# Stop the presses, my freaky fh odd couple



## macframalama (Apr 17, 2012)

It seems in my quest to have weirdo combinations my Larger male veiled Flowerhorn and my weirdo fh hybrid female <half his size> are pairing off

Video will be added as soon as i know its official, all this time spent tryig to find him a mate , and badabing


----------



## Elle (Oct 25, 2010)

Wedding bells!


----------



## macframalama (Apr 17, 2012)

so long as they knock boots elle , i dont care 

lol

veiled fh hybrids ahhh i cant wait , she and he are both digging so im hoping but he is huge compared to her so i hope it works out


----------



## ThePhoenix (Jul 23, 2012)

im sure his sperm will find her eggs


----------



## macframalama (Apr 17, 2012)

so long as he doesnt eat her lol, fortunately he is slow moving so she can zip off pretty easily, big tank


----------



## MrJackyTang (Aug 14, 2012)

Good Luck With Ur Breeding Process brother


----------



## macframalama (Apr 17, 2012)

uploading video to you tube now stay tuned for the link!!!!!

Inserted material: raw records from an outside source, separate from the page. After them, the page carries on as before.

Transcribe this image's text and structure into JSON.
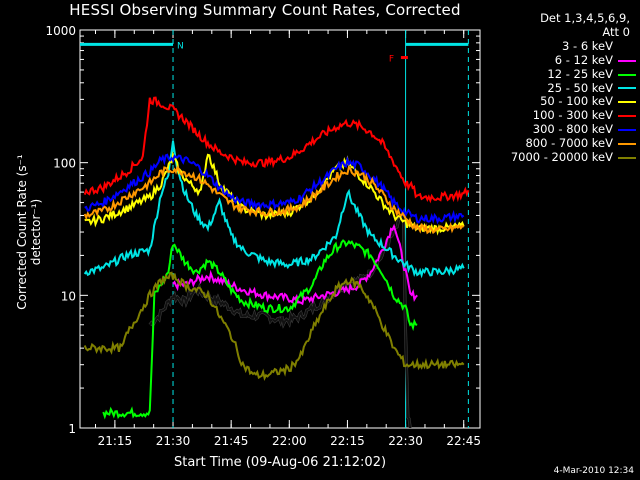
{
  "chart_data": {
    "type": "line",
    "title": "HESSI Observing Summary Count Rates, Corrected",
    "xlabel": "Start Time (09-Aug-06 21:12:02)",
    "ylabel": "Corrected Count Rate (s⁻¹ detector⁻¹)",
    "yscale": "log",
    "ylim": [
      1,
      1000
    ],
    "xlim_minutes": [
      21.1,
      22.82
    ],
    "y_tick_labels": [
      "1",
      "10",
      "100",
      "1000"
    ],
    "y_ticks": [
      1,
      10,
      100,
      1000
    ],
    "x_tick_labels": [
      "21:15",
      "21:30",
      "21:45",
      "22:00",
      "22:15",
      "22:30",
      "22:45"
    ],
    "x_ticks": [
      21.25,
      21.5,
      21.75,
      22.0,
      22.25,
      22.5,
      22.75
    ],
    "legend_header": [
      "Det 1,3,4,5,6,9,",
      "Att 0"
    ],
    "legend_placement": "right",
    "bars": [
      {
        "label": "N",
        "segments": [
          [
            21.1,
            21.5
          ],
          [
            22.5,
            22.77
          ]
        ],
        "y": 780,
        "color": "#00e5e5"
      },
      {
        "label": "F",
        "segments": [
          [
            22.48,
            22.51
          ]
        ],
        "y": 620,
        "color": "#ff0000"
      }
    ],
    "vlines": [
      {
        "x": 21.5,
        "style": "dashed",
        "color": "#00e5e5"
      },
      {
        "x": 22.5,
        "style": "solid",
        "color": "#00e5e5"
      },
      {
        "x": 22.77,
        "style": "dashed",
        "color": "#00e5e5"
      }
    ],
    "series": [
      {
        "name": "3 - 6 keV",
        "color": "#000000",
        "x": [
          21.4,
          21.44,
          21.5,
          21.55,
          21.6,
          21.64,
          21.7,
          21.75,
          21.8,
          21.85,
          21.9,
          21.95,
          22.0,
          22.05,
          22.1,
          22.15,
          22.2,
          22.25,
          22.3,
          22.35,
          22.4,
          22.45,
          22.49,
          22.5,
          22.51,
          22.52
        ],
        "y": [
          6,
          7,
          10,
          9,
          11,
          10,
          9,
          8,
          7,
          7,
          7,
          6.5,
          6.5,
          7,
          8,
          9,
          11,
          12,
          13,
          15,
          20,
          30,
          40,
          5,
          1.2,
          1
        ]
      },
      {
        "name": "6 - 12 keV",
        "color": "#ff00ff",
        "x": [
          21.5,
          21.55,
          21.6,
          21.65,
          21.7,
          21.8,
          21.9,
          22.0,
          22.05,
          22.1,
          22.15,
          22.2,
          22.25,
          22.3,
          22.35,
          22.4,
          22.45,
          22.5,
          22.52,
          22.55
        ],
        "y": [
          12,
          12,
          13,
          14,
          13,
          11,
          10,
          9.5,
          9,
          9.5,
          10,
          10.5,
          11,
          12,
          15,
          22,
          35,
          15,
          10,
          10
        ]
      },
      {
        "name": "12 - 25 keV",
        "color": "#00ff00",
        "x": [
          21.2,
          21.4,
          21.42,
          21.48,
          21.5,
          21.55,
          21.6,
          21.65,
          21.7,
          21.75,
          21.8,
          21.9,
          22.0,
          22.1,
          22.15,
          22.2,
          22.25,
          22.3,
          22.35,
          22.4,
          22.45,
          22.5,
          22.52,
          22.55
        ],
        "y": [
          1.3,
          1.3,
          10,
          15,
          25,
          18,
          15,
          18,
          15,
          11,
          9,
          8,
          8,
          12,
          18,
          23,
          25,
          23,
          20,
          15,
          10,
          8,
          6,
          6
        ]
      },
      {
        "name": "25 - 50 keV",
        "color": "#00e5e5",
        "x": [
          21.12,
          21.2,
          21.3,
          21.4,
          21.45,
          21.48,
          21.5,
          21.52,
          21.55,
          21.6,
          21.65,
          21.7,
          21.75,
          21.8,
          21.9,
          22.0,
          22.1,
          22.15,
          22.2,
          22.25,
          22.3,
          22.35,
          22.4,
          22.45,
          22.5,
          22.55,
          22.65,
          22.75
        ],
        "y": [
          15,
          16,
          20,
          22,
          60,
          80,
          150,
          90,
          60,
          40,
          32,
          50,
          28,
          22,
          18,
          17,
          19,
          23,
          28,
          60,
          40,
          28,
          24,
          20,
          17,
          15,
          15,
          16
        ]
      },
      {
        "name": "50 - 100 keV",
        "color": "#ffff00",
        "x": [
          21.12,
          21.2,
          21.3,
          21.4,
          21.45,
          21.5,
          21.53,
          21.57,
          21.62,
          21.65,
          21.7,
          21.75,
          21.8,
          21.9,
          22.0,
          22.1,
          22.15,
          22.2,
          22.25,
          22.3,
          22.35,
          22.4,
          22.45,
          22.5,
          22.55,
          22.65,
          22.75
        ],
        "y": [
          35,
          38,
          45,
          55,
          70,
          110,
          85,
          70,
          60,
          120,
          70,
          55,
          45,
          40,
          42,
          55,
          70,
          90,
          100,
          80,
          65,
          50,
          40,
          35,
          32,
          32,
          33
        ]
      },
      {
        "name": "100 - 300 keV",
        "color": "#ff0000",
        "x": [
          21.12,
          21.2,
          21.3,
          21.37,
          21.4,
          21.45,
          21.5,
          21.55,
          21.6,
          21.65,
          21.7,
          21.75,
          21.8,
          21.9,
          22.0,
          22.05,
          22.1,
          22.15,
          22.2,
          22.25,
          22.3,
          22.35,
          22.4,
          22.45,
          22.5,
          22.53,
          22.55,
          22.65,
          22.75,
          22.77
        ],
        "y": [
          60,
          65,
          85,
          110,
          300,
          280,
          250,
          210,
          170,
          140,
          120,
          110,
          100,
          100,
          110,
          125,
          145,
          165,
          185,
          200,
          190,
          170,
          140,
          100,
          70,
          65,
          55,
          55,
          58,
          62
        ]
      },
      {
        "name": "300 - 800 keV",
        "color": "#0000ff",
        "x": [
          21.12,
          21.2,
          21.3,
          21.4,
          21.45,
          21.5,
          21.55,
          21.6,
          21.65,
          21.7,
          21.75,
          21.8,
          21.9,
          22.0,
          22.05,
          22.1,
          22.15,
          22.2,
          22.25,
          22.3,
          22.35,
          22.4,
          22.45,
          22.5,
          22.55,
          22.65,
          22.75
        ],
        "y": [
          45,
          50,
          65,
          85,
          105,
          110,
          105,
          95,
          80,
          65,
          55,
          50,
          48,
          50,
          55,
          65,
          75,
          90,
          100,
          95,
          80,
          65,
          50,
          42,
          38,
          38,
          40
        ]
      },
      {
        "name": "800 - 7000 keV",
        "color": "#ff9900",
        "x": [
          21.12,
          21.2,
          21.3,
          21.4,
          21.45,
          21.5,
          21.55,
          21.6,
          21.65,
          21.7,
          21.75,
          21.8,
          21.9,
          22.0,
          22.05,
          22.1,
          22.15,
          22.2,
          22.25,
          22.3,
          22.35,
          22.4,
          22.45,
          22.5,
          22.55,
          22.65,
          22.75
        ],
        "y": [
          40,
          43,
          55,
          70,
          85,
          90,
          85,
          78,
          68,
          57,
          49,
          45,
          42,
          44,
          48,
          56,
          65,
          78,
          88,
          84,
          72,
          58,
          45,
          38,
          32,
          31,
          33
        ]
      },
      {
        "name": "7000 - 20000 keV",
        "color": "#808000",
        "x": [
          21.12,
          21.28,
          21.3,
          21.4,
          21.45,
          21.5,
          21.55,
          21.6,
          21.65,
          21.7,
          21.75,
          21.8,
          21.85,
          21.9,
          22.0,
          22.05,
          22.1,
          22.15,
          22.2,
          22.25,
          22.3,
          22.35,
          22.4,
          22.45,
          22.5,
          22.55,
          22.65,
          22.75
        ],
        "y": [
          4,
          4,
          5,
          10,
          13,
          14,
          12,
          11,
          10,
          7,
          5,
          3,
          2.5,
          2.5,
          2.8,
          3.5,
          5.5,
          8,
          11,
          13,
          12,
          9,
          6,
          4,
          3,
          3,
          3,
          3
        ]
      }
    ]
  },
  "stamp": "4-Mar-2010 12:34"
}
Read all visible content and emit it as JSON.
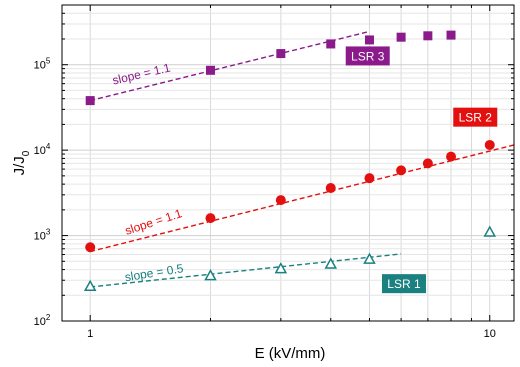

and there are definite signs of them going to do the do, i give it four days till eggs are down maybe sooner but they havent stopped hanging out together so fingers crossed


----------



## macframalama (Apr 17, 2012)

DSCF3292 - YouTube


----------



## djamm (Sep 25, 2010)

I like the name ODD COUPLE...Oscar and Felix....good luck with the flowerhorns


----------